Artificial intelligence (AI) may be a useful and even essential tool in selecting the best treatment for depression, according to a new study published in the journal Nature Biotechnology on February 2020.
A new study finds that measuring electrical activity in the brain through electroencephalogram (EEG) can help predict a patient’s response to an antidepressant. The study is the first of several stemming from a national trial aimed at establishing biology-based, objective strategies to remedy mood disorders.
The finding comes from a national clinical trial based on the need to understand mood disorders. The most important conclusion reached by the researchers is that a computer can provide an accurate outcome prediction for antidepressant use by a given patient, based on the brain activity of that individual.
Several studies from the trial data analysis have already been published, and the core finding is that advanced technology can help to diagnose and treat depression with greater accuracy. The challenge is to bring these findings into clinical practice. Nonetheless, the scientists say that the use of AI, brain imaging and blood tests will change the face of psychiatry in the near future.
Antidepressant use is up 65% over the last 15 years, according to NHANES (National Health and Nutrition Examination Survey). This widespread use of these drugs makes it a matter of high priority to understand how and which drugs will be effective in the management of depression.
Says researcher Madhukar Trivedi, “We provided abundant data to show we can move past the guessing game of choosing depression treatments and alter the mindset of how the disease should be diagnosed and treated.”
The research was carried out on over 300 individuals with clinical depression. The patients underwent baseline brain activity assessment using electroencephalography (EEG). They were randomly assigned either an SSRI (selective serotonin reuptake inhibitor), which is the most commonly used kind antidepressant, or a placebo.
The researchers then designed a specialized machine-learning algorithm using the EEG data, to tell them which patient had the highest chances of improving if put on a given medication for 2 months.
The machine spat out figures about the outcomes of each of the assessed patients. Astonishingly, the predictions were on the spot. Not only so, when the scientists followed up the patients afterwards, they found that those whom the machine deemed least likely to benefit from the antidepressant could improve with counseling or brain stimulation.
To confirm these findings, three more groups of patients were formed to test them.
The machine used data from earlier studies to learn what patterns of brain activity were actually linked to the kind of brain activity impairment that improves with antidepressant therapy. This data came from the EMBARC trial for patients with major depression. The trial lasted 16 weeks at four different locations in the US. The aim was to put depression diagnosis and management on a firm foundation. The researchers used brain imaging, DNA testing, blood samples and other relevant tests to devise a biological rather than subjective method to treat these mood disorders.
The motivation was provided by a still earlier study, called STAR*D, in which the scientists found that up to a third of patients failed to achieve clinical improvement to an adequate level with the first antidepressant they tried.

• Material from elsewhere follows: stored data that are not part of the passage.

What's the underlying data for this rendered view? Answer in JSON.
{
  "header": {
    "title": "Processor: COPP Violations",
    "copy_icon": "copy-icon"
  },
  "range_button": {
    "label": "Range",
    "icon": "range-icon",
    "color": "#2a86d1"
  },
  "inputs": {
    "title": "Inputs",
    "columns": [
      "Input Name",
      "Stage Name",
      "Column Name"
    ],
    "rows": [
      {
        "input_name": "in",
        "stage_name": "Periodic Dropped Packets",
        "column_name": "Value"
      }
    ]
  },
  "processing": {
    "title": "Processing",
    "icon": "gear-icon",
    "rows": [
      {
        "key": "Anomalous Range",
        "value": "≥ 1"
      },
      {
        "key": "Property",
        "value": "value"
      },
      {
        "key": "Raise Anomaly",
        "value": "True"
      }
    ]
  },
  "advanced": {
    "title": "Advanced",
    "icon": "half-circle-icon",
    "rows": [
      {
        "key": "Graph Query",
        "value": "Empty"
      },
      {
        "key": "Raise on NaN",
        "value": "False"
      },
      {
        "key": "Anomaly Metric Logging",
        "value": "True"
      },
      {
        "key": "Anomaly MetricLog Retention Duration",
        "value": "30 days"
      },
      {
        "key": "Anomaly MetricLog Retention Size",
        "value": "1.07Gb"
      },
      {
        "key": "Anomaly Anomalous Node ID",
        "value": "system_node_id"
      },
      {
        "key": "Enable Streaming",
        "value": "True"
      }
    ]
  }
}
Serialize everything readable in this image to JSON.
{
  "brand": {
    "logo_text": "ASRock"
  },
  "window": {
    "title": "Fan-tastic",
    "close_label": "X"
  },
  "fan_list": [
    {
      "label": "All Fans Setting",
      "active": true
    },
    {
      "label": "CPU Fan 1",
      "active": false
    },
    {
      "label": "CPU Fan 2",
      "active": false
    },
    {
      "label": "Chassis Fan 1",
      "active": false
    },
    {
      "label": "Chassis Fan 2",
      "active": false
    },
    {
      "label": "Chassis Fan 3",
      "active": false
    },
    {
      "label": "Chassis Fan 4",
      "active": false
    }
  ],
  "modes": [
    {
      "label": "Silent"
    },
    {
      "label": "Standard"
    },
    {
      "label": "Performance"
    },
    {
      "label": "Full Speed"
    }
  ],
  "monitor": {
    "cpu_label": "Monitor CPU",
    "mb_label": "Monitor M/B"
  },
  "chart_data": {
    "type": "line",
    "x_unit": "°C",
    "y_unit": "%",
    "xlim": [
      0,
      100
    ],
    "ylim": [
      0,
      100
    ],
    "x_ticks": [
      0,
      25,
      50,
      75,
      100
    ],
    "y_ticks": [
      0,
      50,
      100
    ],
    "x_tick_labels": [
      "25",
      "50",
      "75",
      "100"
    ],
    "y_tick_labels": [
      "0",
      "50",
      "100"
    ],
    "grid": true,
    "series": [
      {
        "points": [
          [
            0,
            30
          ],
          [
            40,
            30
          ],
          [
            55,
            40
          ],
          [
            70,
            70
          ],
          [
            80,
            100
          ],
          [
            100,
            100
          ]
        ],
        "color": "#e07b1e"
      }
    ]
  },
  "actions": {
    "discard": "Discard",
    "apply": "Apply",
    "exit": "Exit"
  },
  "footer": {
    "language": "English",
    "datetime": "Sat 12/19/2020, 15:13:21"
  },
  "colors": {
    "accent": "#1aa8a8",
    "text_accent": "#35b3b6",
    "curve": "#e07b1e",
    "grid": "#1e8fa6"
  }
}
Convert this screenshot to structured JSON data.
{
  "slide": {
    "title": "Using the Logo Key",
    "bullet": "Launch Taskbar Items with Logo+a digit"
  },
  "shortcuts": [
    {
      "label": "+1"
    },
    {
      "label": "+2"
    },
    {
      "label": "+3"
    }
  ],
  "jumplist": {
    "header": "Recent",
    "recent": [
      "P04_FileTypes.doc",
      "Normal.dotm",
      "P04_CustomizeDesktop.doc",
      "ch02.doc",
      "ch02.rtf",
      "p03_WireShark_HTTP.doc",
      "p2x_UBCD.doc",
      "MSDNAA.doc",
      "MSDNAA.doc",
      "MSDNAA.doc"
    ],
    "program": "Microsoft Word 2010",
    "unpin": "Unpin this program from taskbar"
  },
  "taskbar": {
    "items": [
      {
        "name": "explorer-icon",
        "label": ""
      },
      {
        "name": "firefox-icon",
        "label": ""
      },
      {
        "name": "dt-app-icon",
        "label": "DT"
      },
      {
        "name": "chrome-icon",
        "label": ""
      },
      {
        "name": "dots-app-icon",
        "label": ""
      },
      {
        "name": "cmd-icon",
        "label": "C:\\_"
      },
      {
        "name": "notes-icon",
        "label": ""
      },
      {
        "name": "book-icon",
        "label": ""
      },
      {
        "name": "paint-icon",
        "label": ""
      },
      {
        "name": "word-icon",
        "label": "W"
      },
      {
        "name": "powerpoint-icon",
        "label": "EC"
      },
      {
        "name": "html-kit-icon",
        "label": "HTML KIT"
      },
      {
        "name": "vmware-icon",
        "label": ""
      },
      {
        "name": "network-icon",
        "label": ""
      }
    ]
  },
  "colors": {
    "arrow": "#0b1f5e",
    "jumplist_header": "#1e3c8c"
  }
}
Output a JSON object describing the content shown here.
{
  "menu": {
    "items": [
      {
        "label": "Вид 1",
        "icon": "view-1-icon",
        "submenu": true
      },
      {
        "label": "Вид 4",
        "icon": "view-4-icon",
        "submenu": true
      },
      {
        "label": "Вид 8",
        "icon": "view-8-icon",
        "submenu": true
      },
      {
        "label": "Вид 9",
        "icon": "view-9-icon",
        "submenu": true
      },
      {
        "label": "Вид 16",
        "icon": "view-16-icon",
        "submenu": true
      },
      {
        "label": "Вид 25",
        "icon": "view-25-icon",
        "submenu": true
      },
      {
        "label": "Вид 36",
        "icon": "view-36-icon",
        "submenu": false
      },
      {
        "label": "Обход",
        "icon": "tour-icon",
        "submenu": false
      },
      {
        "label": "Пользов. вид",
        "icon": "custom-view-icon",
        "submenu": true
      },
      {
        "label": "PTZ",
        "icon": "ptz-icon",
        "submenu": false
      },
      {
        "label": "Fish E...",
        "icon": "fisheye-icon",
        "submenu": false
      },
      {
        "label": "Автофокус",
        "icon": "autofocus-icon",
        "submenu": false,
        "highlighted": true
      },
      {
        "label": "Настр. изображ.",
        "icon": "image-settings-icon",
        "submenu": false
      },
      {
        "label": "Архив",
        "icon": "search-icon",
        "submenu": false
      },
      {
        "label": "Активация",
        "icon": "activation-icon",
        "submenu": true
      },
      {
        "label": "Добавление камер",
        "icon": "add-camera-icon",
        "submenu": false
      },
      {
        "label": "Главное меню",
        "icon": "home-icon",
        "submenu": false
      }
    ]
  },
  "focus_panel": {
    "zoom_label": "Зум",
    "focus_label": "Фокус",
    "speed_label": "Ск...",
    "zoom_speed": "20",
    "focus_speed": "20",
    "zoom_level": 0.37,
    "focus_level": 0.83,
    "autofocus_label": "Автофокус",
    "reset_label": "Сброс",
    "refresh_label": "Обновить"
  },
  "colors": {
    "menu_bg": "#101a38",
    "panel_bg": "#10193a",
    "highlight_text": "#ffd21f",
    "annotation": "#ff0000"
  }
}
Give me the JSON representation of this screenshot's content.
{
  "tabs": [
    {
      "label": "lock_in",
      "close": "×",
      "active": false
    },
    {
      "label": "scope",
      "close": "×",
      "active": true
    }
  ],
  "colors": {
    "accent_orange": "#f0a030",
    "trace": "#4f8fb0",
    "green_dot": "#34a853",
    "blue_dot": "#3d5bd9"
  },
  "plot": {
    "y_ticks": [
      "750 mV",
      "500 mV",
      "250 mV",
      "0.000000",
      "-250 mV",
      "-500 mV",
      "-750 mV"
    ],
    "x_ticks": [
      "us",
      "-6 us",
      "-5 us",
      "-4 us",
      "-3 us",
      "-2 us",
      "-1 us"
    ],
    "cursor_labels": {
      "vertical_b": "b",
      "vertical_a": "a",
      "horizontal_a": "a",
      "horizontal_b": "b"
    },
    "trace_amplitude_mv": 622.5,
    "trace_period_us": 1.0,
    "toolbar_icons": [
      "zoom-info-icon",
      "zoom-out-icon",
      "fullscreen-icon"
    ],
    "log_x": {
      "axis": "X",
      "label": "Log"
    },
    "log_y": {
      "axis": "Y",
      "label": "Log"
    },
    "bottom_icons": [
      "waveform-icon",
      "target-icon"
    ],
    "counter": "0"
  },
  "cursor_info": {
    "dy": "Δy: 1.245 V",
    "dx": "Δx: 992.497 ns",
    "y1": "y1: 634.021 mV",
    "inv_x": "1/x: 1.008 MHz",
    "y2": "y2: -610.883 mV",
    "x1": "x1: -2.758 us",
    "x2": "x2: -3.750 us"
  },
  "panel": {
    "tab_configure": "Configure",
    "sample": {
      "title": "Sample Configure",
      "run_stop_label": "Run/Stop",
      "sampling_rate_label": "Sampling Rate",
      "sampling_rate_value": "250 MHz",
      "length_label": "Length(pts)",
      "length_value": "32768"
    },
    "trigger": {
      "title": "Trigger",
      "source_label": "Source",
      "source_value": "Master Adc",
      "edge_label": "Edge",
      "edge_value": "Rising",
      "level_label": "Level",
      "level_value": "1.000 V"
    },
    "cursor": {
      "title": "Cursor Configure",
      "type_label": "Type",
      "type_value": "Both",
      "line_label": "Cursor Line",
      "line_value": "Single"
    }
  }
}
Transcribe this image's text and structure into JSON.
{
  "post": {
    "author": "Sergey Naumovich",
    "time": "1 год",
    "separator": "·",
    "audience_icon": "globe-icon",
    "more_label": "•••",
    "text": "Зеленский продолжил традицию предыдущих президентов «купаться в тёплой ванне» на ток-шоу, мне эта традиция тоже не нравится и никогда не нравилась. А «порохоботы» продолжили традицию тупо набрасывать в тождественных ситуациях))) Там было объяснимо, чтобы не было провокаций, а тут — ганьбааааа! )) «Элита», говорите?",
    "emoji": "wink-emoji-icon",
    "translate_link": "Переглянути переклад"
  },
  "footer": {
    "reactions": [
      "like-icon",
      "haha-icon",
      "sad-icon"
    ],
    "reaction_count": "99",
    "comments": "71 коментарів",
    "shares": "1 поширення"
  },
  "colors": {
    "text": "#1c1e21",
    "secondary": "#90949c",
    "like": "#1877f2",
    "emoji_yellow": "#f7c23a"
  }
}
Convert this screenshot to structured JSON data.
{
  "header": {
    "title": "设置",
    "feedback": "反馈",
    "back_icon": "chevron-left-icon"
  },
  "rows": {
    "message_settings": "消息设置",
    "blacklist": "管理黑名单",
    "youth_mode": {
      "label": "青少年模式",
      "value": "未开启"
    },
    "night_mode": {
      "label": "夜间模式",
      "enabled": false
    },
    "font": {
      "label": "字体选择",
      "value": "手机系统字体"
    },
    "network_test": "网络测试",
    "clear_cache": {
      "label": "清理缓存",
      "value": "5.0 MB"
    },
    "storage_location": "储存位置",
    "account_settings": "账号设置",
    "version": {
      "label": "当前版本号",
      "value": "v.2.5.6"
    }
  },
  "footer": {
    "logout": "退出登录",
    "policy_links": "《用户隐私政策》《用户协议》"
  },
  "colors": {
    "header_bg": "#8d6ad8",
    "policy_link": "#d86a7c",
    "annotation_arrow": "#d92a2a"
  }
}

Therefore, says Trivedi, “We went into this thinking, 'Wouldn't it be better to identify at the beginning of treatment which treatments would be best for which patients?”
With EMBARC, older research has assessed the role of magnetic resonance imaging (MRI) of the brain at rest as well as during emotional processing, along with other tests, in predicting the patient’s role. This data is continuing to be processed after these elementary findings.
Implications and the future
Another researcher, Amit Elkin, says, “This study takes previous research, showing that we can predict who benefits from an antidepressant, and actually brings it to the point of practical utility.” Trivedi says they will probably use the EEG in the majority of patients because it is not only much cheaper but just as or better at risk prediction than other more expensive tests.
However, some patients will need to go on to get an MRI scan or a blood test, simply because of the changing expression of depression – the “many signatures of depression”. Explains Trivedi, “Having all these tests available will improve the chances of choosing the right treatment the first time.”
The next step is to design an AI interface that is compatible with the broad range of EEG machines used across the USA, and to get approval for the use of the device from the US Food and Drug Administration (FDA). Meanwhile, other large studies are going on to boost the rate of response with antidepressants.
One is the D2K study that aims at 2,500 depressed or bipolar individuals, with a follow-up of 20 years. the RAD, on the other hand, has a similar strength of 2,500 people aged 10-24 years. This is designed to pick up risk factors for mood or anxiety disorders. Some of these participants will be used to assess both the EEG and various other test combinations. The aim is to find the best treatment, by eliciting the best fit (biological signature), as Trivedi says, “Our research is showing that they no longer have to endure the painful process of trial and error.”